I have repeatedly heard other posters on this site say that they have Savages (and other brands!) that will shoot ½ moa or less at 200 yards and beyond. Sure, we have all done that. But every day, day in and day out? In REAL conditions? I seriously question the validity of such a statement. Especially when worded to appear as though every one of this or that persons personal rifles will do this, or that this or that brand will do this. Those kind of statements bother me because when coming from someone who sounds like he knows his stuff, or is known to be an authority, novices will run out and buy something based on that opinion. They in turn are greatly disappointed when reality hits. Worse, they may come to believe that their skill can never be good enough because they can never match this mythical goal. And there is the rub. Wild claims can be made. They can help improve ones standing or reputation. They can certainly sell a product. But the real loser is the reader or prospective buyer who may not know any better. In the end, making claims of this nature is a disservice to the people one intends to help or inform. It can be interpreted as a way of keeping oneself ahead of the pack if you get my drift.

To sum it all up: There ain't no magic bullet. Rifles are only as good as the shooters behind them. Hype is meaningless in the field. Buyer beware. You get what you pay for. Don't believe everything you read. And finally, the meaning of the universe is 4242 what? I just don't know.

Now play nice. But tell it straight.

Scott <>
USA - Monday, January 11, 1999 at 13:28:39 (EST) 

My comments for the day,
Someone poked fun at old Sarge for his modest claims of doing in pop cans at 200 yards. Just my opinion, but if one can achieve that level of accuracy from field positions, this is nothing to sniff at. And a rifle must be capable of holding 1.3 minutes horizontal and about 2 moa vertical to insure hits. Many rifles can do this. Not many shooters can make the same claim.

Steve <>
S.C.D.H., Ohio USA - Wednesday, January 13, 1999 at 18:04:39 (EST) 

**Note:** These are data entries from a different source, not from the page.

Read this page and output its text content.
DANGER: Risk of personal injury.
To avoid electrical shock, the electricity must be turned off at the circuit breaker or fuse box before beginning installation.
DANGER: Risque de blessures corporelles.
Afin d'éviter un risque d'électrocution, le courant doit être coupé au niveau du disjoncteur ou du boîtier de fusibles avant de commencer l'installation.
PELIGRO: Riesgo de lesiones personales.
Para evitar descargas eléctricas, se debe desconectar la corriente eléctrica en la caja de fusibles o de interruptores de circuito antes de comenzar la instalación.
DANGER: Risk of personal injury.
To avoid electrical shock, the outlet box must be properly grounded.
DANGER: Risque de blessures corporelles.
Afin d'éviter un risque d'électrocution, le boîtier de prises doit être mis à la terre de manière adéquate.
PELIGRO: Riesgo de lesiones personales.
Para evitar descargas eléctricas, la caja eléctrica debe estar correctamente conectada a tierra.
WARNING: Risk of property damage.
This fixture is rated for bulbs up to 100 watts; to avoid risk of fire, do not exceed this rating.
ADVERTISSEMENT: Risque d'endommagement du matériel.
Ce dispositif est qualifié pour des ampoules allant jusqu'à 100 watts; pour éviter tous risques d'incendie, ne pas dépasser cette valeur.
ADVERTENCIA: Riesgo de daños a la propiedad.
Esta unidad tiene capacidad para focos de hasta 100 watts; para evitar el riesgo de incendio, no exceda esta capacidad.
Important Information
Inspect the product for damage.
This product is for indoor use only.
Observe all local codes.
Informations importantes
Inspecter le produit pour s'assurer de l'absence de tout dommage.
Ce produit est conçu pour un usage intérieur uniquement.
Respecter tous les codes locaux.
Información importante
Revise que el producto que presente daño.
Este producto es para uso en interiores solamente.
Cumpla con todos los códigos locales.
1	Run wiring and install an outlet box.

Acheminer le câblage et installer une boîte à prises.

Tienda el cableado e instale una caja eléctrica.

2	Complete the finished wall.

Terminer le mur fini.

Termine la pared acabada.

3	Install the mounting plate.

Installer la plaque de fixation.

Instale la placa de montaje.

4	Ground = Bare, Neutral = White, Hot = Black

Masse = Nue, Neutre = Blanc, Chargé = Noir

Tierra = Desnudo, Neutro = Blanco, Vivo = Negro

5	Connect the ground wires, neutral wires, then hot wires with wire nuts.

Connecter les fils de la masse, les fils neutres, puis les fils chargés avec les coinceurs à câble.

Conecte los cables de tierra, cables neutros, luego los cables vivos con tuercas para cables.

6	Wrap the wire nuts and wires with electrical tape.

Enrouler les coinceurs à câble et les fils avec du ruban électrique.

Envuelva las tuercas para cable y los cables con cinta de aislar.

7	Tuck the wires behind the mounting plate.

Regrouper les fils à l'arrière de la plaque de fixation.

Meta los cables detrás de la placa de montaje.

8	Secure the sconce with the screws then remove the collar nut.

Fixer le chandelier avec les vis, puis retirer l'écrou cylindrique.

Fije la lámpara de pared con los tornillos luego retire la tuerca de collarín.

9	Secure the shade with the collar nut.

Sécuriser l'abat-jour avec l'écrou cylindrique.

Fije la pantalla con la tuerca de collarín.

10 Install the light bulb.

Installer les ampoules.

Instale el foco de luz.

Sarge, had a recent class. 30 students all capable of less than one minute at 200 yards from nice range position. Made them stalk a couple of hundred yards, pick a position and shoot at 4" plate from dirt, brush and muck position. Five missed. You are doing fine.

Calif USA - Thursday, January 14, 1999 at 10:43:20 (EST) 

For the Savage owners, shooters, lovers, there is a competion trigger sold by Sharp Shooter Supply. (419-695-3179) Don't know anything about it. Just saw the picture.

Pat II
Lakin <>
north of area 51 N.M., UT, USA - Sunday, January 17, 1999 at 01:22:44 (GMT) 

Also, a budget tip on wringing some accuracy out of the stock Savage stock(for you people on a budget like myself): after floating the barrel, Ifound that the stock forearm had too much flex, defeating my floating effort. I notched out the ribs in the forearm, inserted a pushrod from a Ford 302(you can stoop and use Chevy), and filled the rib cavity making sure the pushrod was covered with JB Weld. The receiver was bedded wih Accusteel(?) from Brownells. After 500 rds, still going strong(minus the current scope dilemna). The pushrod tip was referred to me by a freind who got it from a gunsmith video.